« Le 25 juin n’est pas tenable. On ne peut pas fixer une date butoir sans baliser le terrain », a déclaré Fodé Mohamed Soumah. A ses yeux, tout n’est pas fin prêt pour la tenue de ces joutes électorales. Une crainte qu’il juge légitime d’autant plus que dit-il, « la transition est mal gérée. Ce qui fait qu’il y a des dysfonctionnements dans l’organisation des élections ». Pour arguer ses propos, le président de la Geci cite la non effectivité du vote des guinéens de l’étranger. « Il est inadmissible de ne faire vouloir voter les Guinéens dans 18 pays uniquement », martèle M. Soumah. Pour lui, « c’est une insulte à la diaspora qui a permis à la Guinée de tenir jusqu’à présent ».
Fort de tout cela, le président de la Geci pense que même si la Guinée est pressée de retrouver la stabilité, « il ne faut pas confondre vitesse et précipitation. Il faut un toilettage des textes et l’enrôlement des électeurs ». Hanté par le spectre d’un coup d’Etat, M. Soummah dira : « vouloir bâcler les élections c’est la porte ouverte au retour de l’armée au pouvoir ».
S’expliquant sur sa candidature, M. Soumah affirme :« nous arrivons comme si, nous dérangeons . Nous baignons dans une médiocratie ambiante mais, nous allons apporter du sang neuf, de la compétence pour l’intérêt de la population ».
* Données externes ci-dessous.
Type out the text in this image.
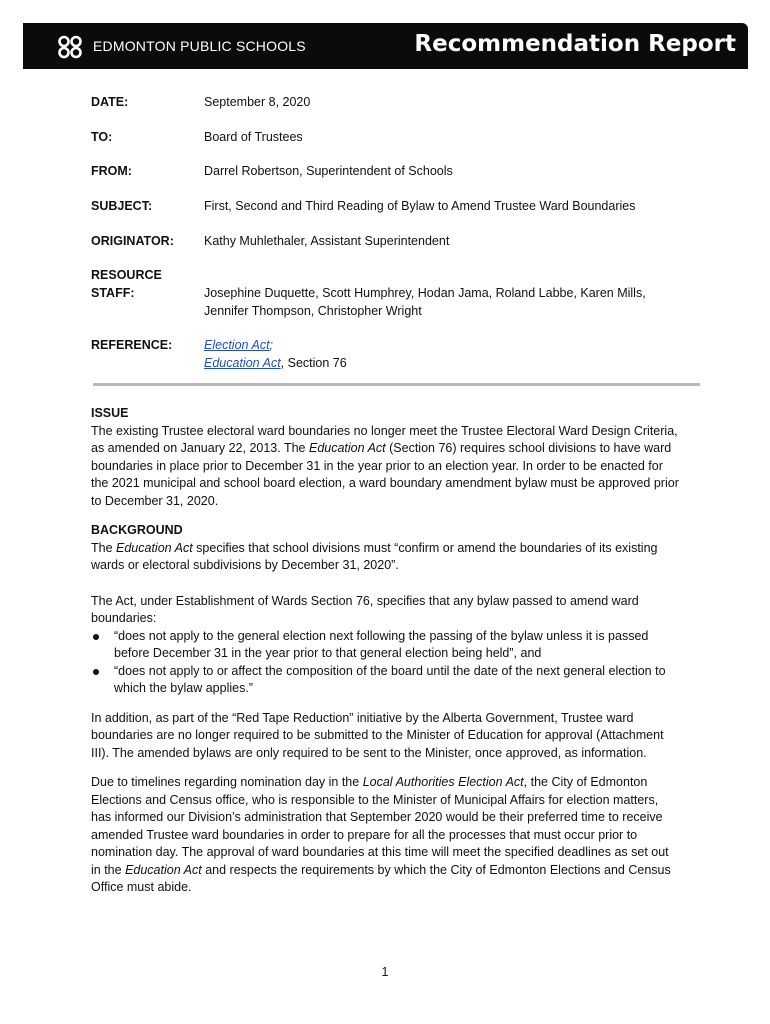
EDMONTON PUBLIC SCHOOLS	Recommendation Report
DATE:	September 8, 2020
TO:	Board of Trustees
FROM:	Darrel Robertson, Superintendent of Schools
SUBJECT:	First, Second and Third Reading of Bylaw to Amend Trustee Ward Boundaries
ORIGINATOR:	Kathy Muhlethaler, Assistant Superintendent
RESOURCE
STAFF:	Josephine Duquette, Scott Humphrey, Hodan Jama, Roland Labbe, Karen Mills,
Jennifer Thompson, Christopher Wright
REFERENCE:	Election Act;
Education Act, Section 76
ISSUE

The existing Trustee electoral ward boundaries no longer meet the Trustee Electoral Ward Design Criteria, as amended on January 22, 2013. The Education Act (Section 76) requires school divisions to have ward boundaries in place prior to December 31 in the year prior to an election year. In order to be enacted for the 2021 municipal and school board election, a ward boundary amendment bylaw must be approved prior to December 31, 2020.

BACKGROUND

The Education Act specifies that school divisions must “confirm or amend the boundaries of its existing wards or electoral subdivisions by December 31, 2020”.

The Act, under Establishment of Wards Section 76, specifies that any bylaw passed to amend ward boundaries:

“does not apply to the general election next following the passing of the bylaw unless it is passed before December 31 in the year prior to that general election being held”, and
“does not apply to or affect the composition of the board until the date of the next general election to which the bylaw applies.”

In addition, as part of the “Red Tape Reduction” initiative by the Alberta Government, Trustee ward boundaries are no longer required to be submitted to the Minister of Education for approval (Attachment III). The amended bylaws are only required to be sent to the Minister, once approved, as information.

Due to timelines regarding nomination day in the Local Authorities Election Act, the City of Edmonton Elections and Census office, who is responsible to the Minister of Municipal Affairs for election matters, has informed our Division’s administration that September 2020 would be their preferred time to receive amended Trustee ward boundaries in order to prepare for all the processes that must occur prior to nomination day. The approval of ward boundaries at this time will meet the specified deadlines as set out in the Education Act and respects the requirements by which the City of Edmonton Elections and Census Office must abide.

1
En effet, de l’avis de ce chef de parti parti guinéen, si la Guinée a subi une descente aux enfers, c’est à cause du repli identitaire, de l’incompétence et de l’ethnocentrisme. « L’ethnocentrisme, c’est ce qui a tué l’Etat guinéen » assène M. Soumah qui a fait savoir qu’une fois au pouvoir, il va s’appuyer sur l’expertise sénégalaise pour rehausser le niveau d’éducation, des infrastructures, de l’environnement...
Et dans cette conquête du pouvoir, la Geci n’exclut pas d’alliance. Toutefois, avertit son président : « nous n’allons pas nous allier avec ceux qui ont participé à la déliquescence de l’Etat, à la paupérisation des populations et avec ceux qui ont commis des crimes contre l’humanité ».